The S&P 500 has dropped six of the last seven days as corrective action continues to accelerate. On Tuesday, the selling became more correlated with breadth running at around 3 to 1 negative. Also, the number of new 12-month lows is threatening to exceed the number of new 12-month highs.
What was most notable about the action on Tuesday was that it hit financials, commodity-related, and telecom stocks. The primary trigger for the selling in those sectors was softer than expected inflation numbers. Banks have been counting on a better yield curve as the Fed becomes more hawkish, but there are now signs that there will be less pressure for the Fed to start its unwinding in the next month or so.
As is typical, market participants are looking for explanations for the recent market weakness, but this was a market that was ready for a correction of some sort, and September is a good time for it to happen. It is very easy to start to dwell on the reasons why this is occurring, but it is far more productive to stay focused on the price action and look for signs that some support is forming.
The most significant technical development recently has been the series of intraday reverses. We had another example on Tuesday when stocks gapped open to start the day on the better than expected inflation news and then sold off steadily the rest of the day before closing slightly off their lows.
Market players are becoming conditioned to sell into early strength, and that is accelerating the corrective process. There is still enough positive action to prevent a real washout, but sentiment has been declining. We saw a lack of bids in some stocks on Tuesday as the dip buyers lost confidence and stood aside as stocks reversed to the downside once again.

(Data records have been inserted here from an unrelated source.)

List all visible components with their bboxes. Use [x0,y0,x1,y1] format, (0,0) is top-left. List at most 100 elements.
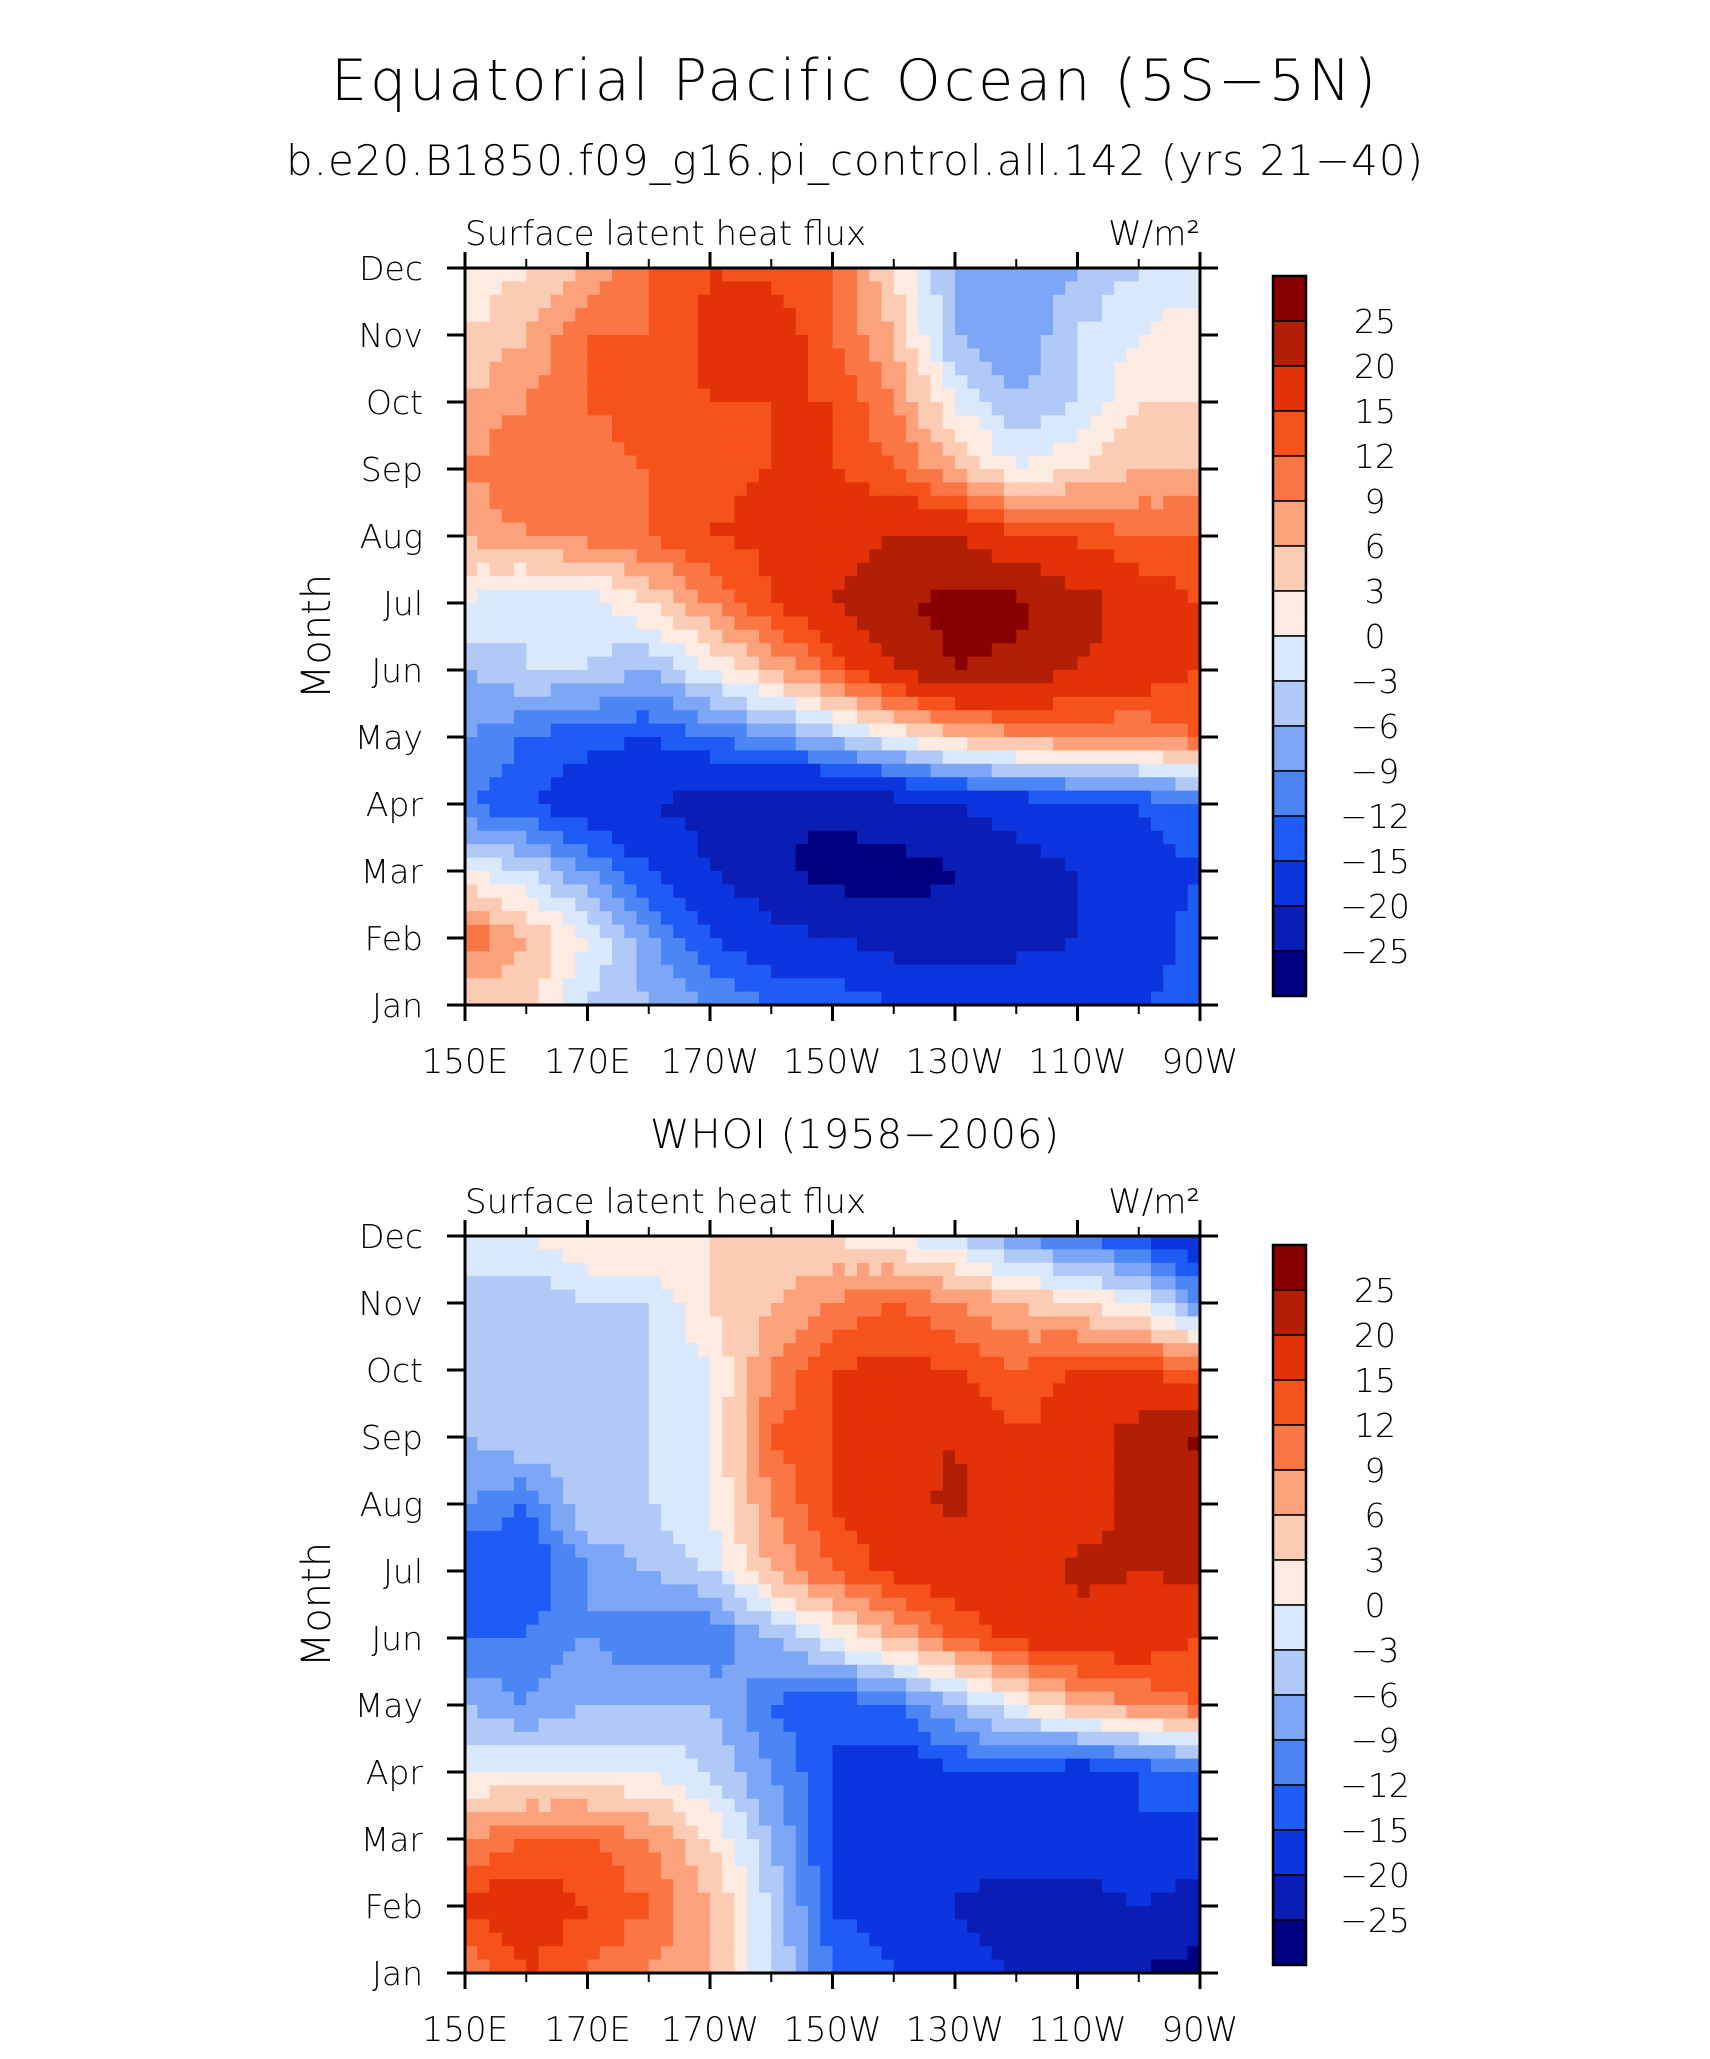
heatmap-cell [906,308,919,323]
heatmap-cell [526,268,540,282]
heatmap-cell [1163,268,1177,282]
heatmap-cell [587,294,601,309]
heatmap-cell [820,294,834,309]
heatmap-cell [722,1329,736,1344]
heatmap-cell [918,268,932,282]
heatmap-cell [661,1477,674,1492]
heatmap-cell [942,1262,956,1277]
heatmap-cell [1126,1437,1140,1451]
heatmap-cell [881,1490,895,1505]
heatmap-cell [550,1571,564,1585]
heatmap-cell [1077,1316,1091,1331]
heatmap-cell [599,1303,613,1317]
heatmap-cell [759,1303,772,1317]
heatmap-cell [563,1329,576,1344]
heatmap-cell [979,1490,993,1505]
heatmap-cell [550,1236,564,1250]
heatmap-cell [624,1463,638,1478]
heatmap-cell [893,1276,907,1291]
heatmap-cell [1151,1383,1164,1398]
heatmap-cell [771,1423,785,1438]
heatmap-cell [1114,1289,1128,1304]
heatmap-cell [624,1343,638,1358]
heatmap-cell [563,1383,576,1398]
heatmap-cell [1004,1477,1017,1492]
heatmap-cell [538,1356,552,1371]
heatmap-cell [489,1517,503,1532]
heatmap-cell [526,1289,540,1304]
heatmap-cell [1065,1329,1079,1344]
heatmap-cell [465,1249,478,1264]
heatmap-cell [783,1517,797,1532]
heatmap-cell [636,1557,650,1572]
heatmap-cell [636,1303,650,1317]
heatmap-cell [501,1557,515,1572]
heatmap-cell [636,308,650,323]
heatmap-cell [759,1450,772,1465]
heatmap-cell [636,1490,650,1505]
heatmap-cell [489,281,503,296]
heatmap-cell [722,1303,736,1317]
heatmap-cell [1175,1504,1189,1518]
heatmap-cell [759,1329,772,1344]
heatmap-cell [550,1249,564,1264]
heatmap-cell [1040,1383,1054,1398]
heatmap-cell [734,1276,748,1291]
heatmap-cell [1065,1343,1079,1358]
heatmap-cell [930,1410,944,1425]
heatmap-cell [918,1530,932,1545]
heatmap-cell [563,1249,576,1264]
heatmap-cell [1126,281,1140,296]
heatmap-cell [1004,1423,1017,1438]
heatmap-cell [636,1276,650,1291]
heatmap-cell [514,1262,527,1277]
heatmap-cell [636,1437,650,1451]
heatmap-cell [1138,1343,1152,1358]
heatmap-cell [648,1303,662,1317]
heatmap-cell [673,281,687,296]
heatmap-cell [1004,1383,1017,1398]
heatmap-cell [893,1530,907,1545]
heatmap-cell [1028,1289,1042,1304]
heatmap-cell [526,1557,540,1572]
heatmap-cell [1114,1316,1128,1331]
heatmap-cell [795,1557,809,1572]
heatmap-cell [550,268,564,282]
heatmap-cell [685,1477,699,1492]
heatmap-cell [624,1356,638,1371]
heatmap-cell [1175,294,1189,309]
heatmap-cell [563,1396,576,1411]
heatmap-cell [526,1463,540,1478]
heatmap-cell [661,1423,674,1438]
heatmap-cell [1126,1450,1140,1465]
heatmap-cell [991,281,1005,296]
heatmap-cell [734,1303,748,1317]
heatmap-cell [575,281,589,296]
heatmap-cell [1114,1356,1128,1371]
heatmap-cell [1114,1557,1128,1572]
heatmap-cell [465,1356,478,1371]
heatmap-cell [587,1396,601,1411]
heatmap-cell [465,1383,478,1398]
heatmap-cell [967,1249,981,1264]
heatmap-cell [477,1477,491,1492]
heatmap-cell [930,1329,944,1344]
heatmap-cell [575,1450,589,1465]
heatmap-cell [538,1262,552,1277]
heatmap-cell [599,1504,613,1518]
heatmap-cell [759,1490,772,1505]
heatmap-cell [587,1329,601,1344]
heatmap-cell [673,1410,687,1425]
heatmap-cell [489,1544,503,1559]
heatmap-cell [514,1423,527,1438]
heatmap-cell [1028,1236,1042,1250]
heatmap-cell [857,294,870,309]
heatmap-cell [832,1249,846,1264]
heatmap-cell [599,1477,613,1492]
heatmap-cell [734,1530,748,1545]
heatmap-cell [1126,1356,1140,1371]
heatmap-cell [808,1343,821,1358]
heatmap-cell [955,1517,968,1532]
heatmap-cell [1077,1276,1091,1291]
heatmap-cell [1028,1504,1042,1518]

We have another positive start this morning, and we will see how well it holds this time. There has been more rotational action the last couple of days as well, and that is something else we need to watch.
The best move at this point is to stay patient and keep plenty of buying power in reserve. There is some productive price action that will lead to good technical setups, but they will take time to develop. The next major catalyst for the market will be third-quarter earnings, and that means we still have to navigate through a few more weeks of negative seasonality.
We are undergoing a correction right now. It has been relatively mild, but the primary pain from corrections tends to be caused more by their persistence rather than their depth.